Zasubskrybuj

Zarejestruj się za darmo

  • Szybki dostęp do ulubionych artykułów

  • Zarządzanie powiadomieniami o najświeższych wiadomościach i ulubionych kierowcach

  • Wyraź swoją opinię poprzez komentowanie artykułów

Motorsport prime

Poznaj kontent premium
Zasubskrybuj

Edycja

Polska Polska

Karkonoski po I etapie. Punkt dla Kuzaja!

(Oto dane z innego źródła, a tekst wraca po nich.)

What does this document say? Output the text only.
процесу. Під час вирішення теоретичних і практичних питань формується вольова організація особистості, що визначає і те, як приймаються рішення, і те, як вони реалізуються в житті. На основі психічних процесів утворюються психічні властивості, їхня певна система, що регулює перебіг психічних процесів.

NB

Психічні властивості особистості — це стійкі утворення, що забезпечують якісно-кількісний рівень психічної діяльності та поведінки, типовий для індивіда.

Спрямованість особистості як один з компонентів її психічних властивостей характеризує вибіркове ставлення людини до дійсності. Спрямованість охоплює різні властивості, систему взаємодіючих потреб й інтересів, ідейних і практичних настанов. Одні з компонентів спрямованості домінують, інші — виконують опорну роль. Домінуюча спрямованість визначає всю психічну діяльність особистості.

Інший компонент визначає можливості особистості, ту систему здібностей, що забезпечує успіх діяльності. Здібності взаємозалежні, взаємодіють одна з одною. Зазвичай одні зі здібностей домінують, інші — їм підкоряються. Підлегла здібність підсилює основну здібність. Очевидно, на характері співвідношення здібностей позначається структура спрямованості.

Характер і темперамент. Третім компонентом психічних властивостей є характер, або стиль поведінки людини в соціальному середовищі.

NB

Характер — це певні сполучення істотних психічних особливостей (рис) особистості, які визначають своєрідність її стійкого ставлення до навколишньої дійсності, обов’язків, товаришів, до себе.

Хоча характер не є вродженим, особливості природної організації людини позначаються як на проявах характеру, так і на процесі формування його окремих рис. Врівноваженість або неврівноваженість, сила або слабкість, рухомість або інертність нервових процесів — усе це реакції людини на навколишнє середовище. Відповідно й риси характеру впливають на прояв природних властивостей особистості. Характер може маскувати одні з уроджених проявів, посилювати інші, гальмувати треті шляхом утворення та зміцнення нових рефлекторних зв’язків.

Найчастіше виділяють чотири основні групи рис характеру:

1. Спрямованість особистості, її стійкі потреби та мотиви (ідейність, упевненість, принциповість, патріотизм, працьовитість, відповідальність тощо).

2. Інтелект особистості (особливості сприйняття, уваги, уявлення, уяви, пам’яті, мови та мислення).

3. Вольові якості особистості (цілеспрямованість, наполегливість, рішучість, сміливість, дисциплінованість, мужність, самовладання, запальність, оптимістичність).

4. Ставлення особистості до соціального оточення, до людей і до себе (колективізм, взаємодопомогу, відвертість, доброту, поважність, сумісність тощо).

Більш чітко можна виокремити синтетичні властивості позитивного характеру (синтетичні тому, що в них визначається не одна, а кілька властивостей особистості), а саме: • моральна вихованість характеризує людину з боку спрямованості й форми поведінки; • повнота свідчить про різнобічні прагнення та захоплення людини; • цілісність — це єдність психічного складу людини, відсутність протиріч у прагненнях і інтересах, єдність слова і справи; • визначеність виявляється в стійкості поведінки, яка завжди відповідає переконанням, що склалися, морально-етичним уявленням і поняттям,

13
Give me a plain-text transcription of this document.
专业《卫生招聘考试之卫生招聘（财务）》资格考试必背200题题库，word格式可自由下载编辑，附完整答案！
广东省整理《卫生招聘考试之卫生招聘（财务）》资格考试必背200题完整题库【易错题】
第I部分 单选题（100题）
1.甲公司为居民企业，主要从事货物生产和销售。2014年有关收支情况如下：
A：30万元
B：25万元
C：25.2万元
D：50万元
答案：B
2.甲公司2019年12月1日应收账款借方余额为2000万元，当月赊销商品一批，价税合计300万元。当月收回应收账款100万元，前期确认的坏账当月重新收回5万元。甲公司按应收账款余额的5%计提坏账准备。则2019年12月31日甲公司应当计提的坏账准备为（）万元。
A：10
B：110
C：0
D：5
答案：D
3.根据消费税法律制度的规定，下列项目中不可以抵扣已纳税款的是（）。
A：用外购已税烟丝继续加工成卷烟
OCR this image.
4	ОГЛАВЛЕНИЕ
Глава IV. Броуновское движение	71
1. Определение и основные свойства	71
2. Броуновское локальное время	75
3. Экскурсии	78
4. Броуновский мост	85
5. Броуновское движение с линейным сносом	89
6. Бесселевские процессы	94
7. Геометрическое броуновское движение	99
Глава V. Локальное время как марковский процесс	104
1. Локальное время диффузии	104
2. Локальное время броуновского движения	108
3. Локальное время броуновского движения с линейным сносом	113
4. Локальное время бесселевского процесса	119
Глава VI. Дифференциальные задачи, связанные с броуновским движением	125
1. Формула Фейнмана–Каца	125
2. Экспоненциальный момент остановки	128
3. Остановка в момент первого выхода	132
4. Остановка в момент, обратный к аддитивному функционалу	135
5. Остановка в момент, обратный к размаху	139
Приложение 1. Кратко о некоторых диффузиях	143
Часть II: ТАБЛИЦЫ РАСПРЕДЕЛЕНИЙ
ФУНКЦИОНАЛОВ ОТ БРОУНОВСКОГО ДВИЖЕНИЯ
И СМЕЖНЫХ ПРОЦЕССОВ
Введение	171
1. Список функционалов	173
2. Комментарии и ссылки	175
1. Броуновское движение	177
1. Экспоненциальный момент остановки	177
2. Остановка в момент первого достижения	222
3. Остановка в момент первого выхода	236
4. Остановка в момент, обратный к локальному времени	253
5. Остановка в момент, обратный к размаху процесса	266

Leszek Kuzaj wygrał kolejne cztery odcinki specjalne, a w sumie jedenaście podczas pierwszego etapu Rajdu Karkonoskiego i już zapewnił sobie jeden punkt za największą liczbę oesowych triumfów.

Na drugim miejscu umocnił się Zbigniew Gabryś. Kierowca Mitsubishi z wyjątkiem OS 11, plasował się tuż za Kuzajem, podczas ostatniej dzisiejszej pętli. Na trzecią pozycję awansował Michał Sołowow. Kłopoty mieli obaj czołowi kierowcy grupy N, Paweł Dytko i Tomasz Czopik. W przypadku tego pierwszego awaria turbiny skończyła się tylko stratą czasową - w tej chwili czwarte miejsce w generalce. Czopik natomiast w wyniku awarii musiał się wycofać z dalszej rywalizacji. Świętowanie drugiego w karierze tytułu będzie musiał zatem przełożyć na inny termin - w tej chwili wszystko w rękach Pawła Dytko. Kierowca z Nysy musi wygrać chcąc przedłużyć swe szanse. Piąte miejsce zajmuje Dariusz Chudobiński. Niewielką stratę ma do niego lider wśród samochodów z napędem na jedną oś - Sebastian Frycz i jeśli jutro będzie sucho, to z pewnością kierowca Opla postara się o poprawienie pozycji. W Pucharze Peugeota zdecydowanie prowadzi Mariusz Pelikański.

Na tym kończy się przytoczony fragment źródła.